Tags: Classroom Management Research PaperMake Good Outline Research Paper123 Help Me EssaysMethod Of Problem SolvingWriting A Essay Answering QuestionsContent Of Research PaperEssays By Kurt VonnegutUnit 1 CourseworkGre Essay Writing
His heart fed upon them, as if they existed only to meet his desires. Finally, the fact that the traveller can glean so much information about the ancient king's power merely from a fallen statue drives home the immensity of his authority. which yet survive" are only "stamped on these lifeless things," yet they still come down through the ages, proclaiming how ruthlessly and unopposed the great king reigned in his day.Although no one could stand up to him while he lived, he succumbed to the rule of time, and now only the broken statue attests to the power he once wielded over his victims.
The story quietly satirizes the so-called great ruler as nothing great in front of the "level sands" of time.

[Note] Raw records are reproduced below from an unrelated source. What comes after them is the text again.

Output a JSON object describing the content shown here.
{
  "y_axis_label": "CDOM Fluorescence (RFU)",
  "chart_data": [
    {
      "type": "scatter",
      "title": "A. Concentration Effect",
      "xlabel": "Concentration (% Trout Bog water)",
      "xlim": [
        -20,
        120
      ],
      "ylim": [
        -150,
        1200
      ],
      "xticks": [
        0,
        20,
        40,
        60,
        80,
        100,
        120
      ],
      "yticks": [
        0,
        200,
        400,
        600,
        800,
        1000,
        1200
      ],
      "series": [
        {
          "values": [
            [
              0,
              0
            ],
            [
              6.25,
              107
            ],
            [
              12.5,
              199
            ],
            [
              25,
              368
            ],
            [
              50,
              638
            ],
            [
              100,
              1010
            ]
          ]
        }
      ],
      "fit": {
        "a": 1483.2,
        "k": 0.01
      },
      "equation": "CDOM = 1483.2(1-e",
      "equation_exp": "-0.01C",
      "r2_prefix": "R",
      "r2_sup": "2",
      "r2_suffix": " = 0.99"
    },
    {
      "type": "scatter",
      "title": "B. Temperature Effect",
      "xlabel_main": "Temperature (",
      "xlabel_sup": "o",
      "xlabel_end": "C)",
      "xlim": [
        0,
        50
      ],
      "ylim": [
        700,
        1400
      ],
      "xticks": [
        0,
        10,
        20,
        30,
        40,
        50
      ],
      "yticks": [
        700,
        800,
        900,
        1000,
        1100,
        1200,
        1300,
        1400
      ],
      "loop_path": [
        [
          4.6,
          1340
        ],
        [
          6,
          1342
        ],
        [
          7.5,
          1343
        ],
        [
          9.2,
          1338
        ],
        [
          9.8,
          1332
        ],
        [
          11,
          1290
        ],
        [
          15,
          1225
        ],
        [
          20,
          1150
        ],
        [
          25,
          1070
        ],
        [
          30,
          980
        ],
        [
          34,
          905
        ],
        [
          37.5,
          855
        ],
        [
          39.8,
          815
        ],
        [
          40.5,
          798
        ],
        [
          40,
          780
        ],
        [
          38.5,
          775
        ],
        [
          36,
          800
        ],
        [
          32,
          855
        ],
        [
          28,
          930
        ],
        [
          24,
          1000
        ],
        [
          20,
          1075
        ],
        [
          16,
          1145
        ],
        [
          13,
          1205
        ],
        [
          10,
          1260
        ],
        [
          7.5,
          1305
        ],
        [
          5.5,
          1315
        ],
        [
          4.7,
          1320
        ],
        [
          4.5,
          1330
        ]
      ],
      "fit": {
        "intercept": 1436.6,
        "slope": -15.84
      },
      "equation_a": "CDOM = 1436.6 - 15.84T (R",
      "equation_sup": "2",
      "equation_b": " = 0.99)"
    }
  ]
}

The poem develops only logically as the writer turns and twists the narration, satirizing the tyrant, specifically, and also suggesting the general theme of the vanity of power and pride.
The choice of words has played almost all the tricks discussed above.
The traveler being from an "antique" or the ancient land suggests that the empire was an old one.
The expressiveness of the carving gives further indication of the subject's character.
Reference to the "shattered visage" tells us that the face of the statue was badly broken.The way the traveler has described the shattered statue and the surrounding must be discussed in some detail in order to unravel some of the major thematic ideas in the poem.Near the trunkless pair of legs, there was a broken face with a frown on it.The king was able to deliver his orders without relying on the goodwill his people felt for him.He regarded them with contempt; he treated them without warmth.The first thing to understand is how completely the desert sands are able to engulf and hide something like broken pieces of a statue.The ruins of the statue of Ozymandias must have been huge for them to remain uncovered, as is confirmed when the poem refers to "two vast and trunkless legs." The mere size of the original statue, therefore, is a first clue to the might and power of the person portrayed.The traveler had described a broken statue of an ancient tyrant to this speaker.The present speaker retells us the story in the exact words of the original reporter: the whole poem is in the form of a single stretch of direct speech.Yet he feared no rebellion from his cruelty because of his...Yet he feared no rebellion from his cruelty because of his great power.